そして俺達は次々と正面から馬鹿正直に来るα型を迎撃して行く。
だがα型を撃破した時、三秒後にビームが此方に襲い掛かる光景が視えたのでランダム回避する。
「β型のお出ましか。キャット2聞こえるか?駆逐艦級のβ型を確認した。大口径ガトリング砲で穴だらけにしてやるチャンスだ」
『マジッスか!今そっちに行きまス!』
「いやそっちに引き寄せるよ。キャット2はそのまま待機。しっかり狙えよ?」
『了解ッス!いやー、やっぱりキャット1と組むと気持ちがいいんスよねー』
俺は群がり始めるβ型に対し45ミリヘビーマシンガンで撃ちまくり気を引く。すると対空用ビームバルカンとビームを撃ってくるがアッサリと躱す。

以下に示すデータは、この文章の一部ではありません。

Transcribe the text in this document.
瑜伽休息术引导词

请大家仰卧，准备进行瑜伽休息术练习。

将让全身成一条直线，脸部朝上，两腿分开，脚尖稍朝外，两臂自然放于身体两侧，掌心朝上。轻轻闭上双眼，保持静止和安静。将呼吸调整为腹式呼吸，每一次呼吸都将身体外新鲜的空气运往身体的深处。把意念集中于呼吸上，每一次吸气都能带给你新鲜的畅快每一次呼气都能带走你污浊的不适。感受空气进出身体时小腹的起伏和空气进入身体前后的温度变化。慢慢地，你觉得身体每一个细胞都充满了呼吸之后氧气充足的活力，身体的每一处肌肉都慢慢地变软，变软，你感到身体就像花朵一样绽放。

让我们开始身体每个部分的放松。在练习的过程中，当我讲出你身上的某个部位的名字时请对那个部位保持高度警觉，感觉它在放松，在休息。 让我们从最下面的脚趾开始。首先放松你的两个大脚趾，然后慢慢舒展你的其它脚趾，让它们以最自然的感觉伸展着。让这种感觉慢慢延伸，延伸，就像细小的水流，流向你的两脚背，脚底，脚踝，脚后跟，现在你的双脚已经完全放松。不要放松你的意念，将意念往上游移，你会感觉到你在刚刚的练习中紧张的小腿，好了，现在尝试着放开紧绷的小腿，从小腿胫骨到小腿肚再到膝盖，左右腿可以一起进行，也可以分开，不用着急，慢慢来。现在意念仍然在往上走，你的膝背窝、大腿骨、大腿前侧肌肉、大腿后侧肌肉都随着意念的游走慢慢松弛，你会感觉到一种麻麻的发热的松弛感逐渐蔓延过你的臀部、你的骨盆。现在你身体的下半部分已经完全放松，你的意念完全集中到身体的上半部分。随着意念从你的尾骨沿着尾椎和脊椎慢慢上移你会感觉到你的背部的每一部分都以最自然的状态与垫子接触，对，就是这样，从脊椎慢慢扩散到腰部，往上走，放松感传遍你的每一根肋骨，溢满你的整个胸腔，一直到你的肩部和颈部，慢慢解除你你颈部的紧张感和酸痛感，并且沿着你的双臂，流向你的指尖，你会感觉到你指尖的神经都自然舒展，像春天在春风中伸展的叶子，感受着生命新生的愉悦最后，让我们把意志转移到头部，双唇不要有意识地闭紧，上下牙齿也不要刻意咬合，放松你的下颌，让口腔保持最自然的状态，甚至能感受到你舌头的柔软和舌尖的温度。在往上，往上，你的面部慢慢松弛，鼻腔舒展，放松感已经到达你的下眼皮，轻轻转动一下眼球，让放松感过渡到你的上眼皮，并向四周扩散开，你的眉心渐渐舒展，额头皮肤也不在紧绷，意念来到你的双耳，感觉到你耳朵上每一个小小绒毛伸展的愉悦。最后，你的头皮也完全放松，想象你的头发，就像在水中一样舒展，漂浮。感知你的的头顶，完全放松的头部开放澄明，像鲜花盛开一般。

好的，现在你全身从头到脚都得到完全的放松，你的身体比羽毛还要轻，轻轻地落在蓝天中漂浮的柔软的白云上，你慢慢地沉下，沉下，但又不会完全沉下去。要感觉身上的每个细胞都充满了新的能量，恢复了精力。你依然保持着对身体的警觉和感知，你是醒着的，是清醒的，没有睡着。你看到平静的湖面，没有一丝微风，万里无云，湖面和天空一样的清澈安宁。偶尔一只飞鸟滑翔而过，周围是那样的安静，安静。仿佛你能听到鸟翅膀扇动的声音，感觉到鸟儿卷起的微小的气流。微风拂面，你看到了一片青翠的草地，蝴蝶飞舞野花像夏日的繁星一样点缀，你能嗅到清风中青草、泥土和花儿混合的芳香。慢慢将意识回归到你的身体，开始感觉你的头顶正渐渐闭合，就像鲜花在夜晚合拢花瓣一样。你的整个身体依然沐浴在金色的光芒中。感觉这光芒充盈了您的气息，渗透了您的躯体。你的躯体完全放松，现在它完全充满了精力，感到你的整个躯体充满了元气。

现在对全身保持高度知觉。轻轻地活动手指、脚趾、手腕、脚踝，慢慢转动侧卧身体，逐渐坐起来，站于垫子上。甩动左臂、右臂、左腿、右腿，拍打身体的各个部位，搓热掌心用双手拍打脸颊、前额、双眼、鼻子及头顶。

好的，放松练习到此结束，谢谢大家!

「流石バレットネイターだ。β型相手なら機動力だけで完封出来るな」
「カウント終了しました。α型の連続撃破数は七十五体になります」
「しまったぁ……β型に気を取られ過ぎたか。畜生!百コンボは繋げたかったぜ!」
仕方ないので更に他のβ型の気を引いてからキャット2の方へ向かう事に決めた。結果として七体のβ型を釣る事が出来た訳だ。
「キャット2、準備は良いか?」
『モチのロンッス!ウェルカム!』
俺はキャット2が上手く狙える様に進路を選びながらβ型を引き連れる。そして遂にキャット2ことアズサ・ニャメラ軍曹が大金叩いて買った大口径ガトリング砲が火を噴いた。
『逝っきまース‼︎』
そして圧倒的な弾幕がβ型の側面を撃ち抜きバラバラにして行く。殆どが駆逐艦級なのでシールドは搭載していない。お陰で次々とβ型の身体が簡単に穴だらけになり爆散して行く。
無論キャット2に気付いたβ型も居るが其奴に関してはSIM機動で機体を反転させてプラズマキャノン砲を放つ。正面からプラズマの塊を受けるβ型は、そのまま内部をプラズマによってズタズタにされながら爆散する。
そして数分後には俺はキャット2と共にβ型の群れを潰したのだった。
「後はα型とβ型が少しだけだな。キャット2、まだ食い足りないか?今ならγ型も逝けるぜ?」
『行きます!行きます!流石キャット1。頼れる先輩!頼もしいッス!よ!太っ腹ッス!』
「まあな!まあな!よし、俺に続け!γ型もご馳走してやんよ!」
俺は気分が良くなりキャット2を連れてγ型に向かうのだった。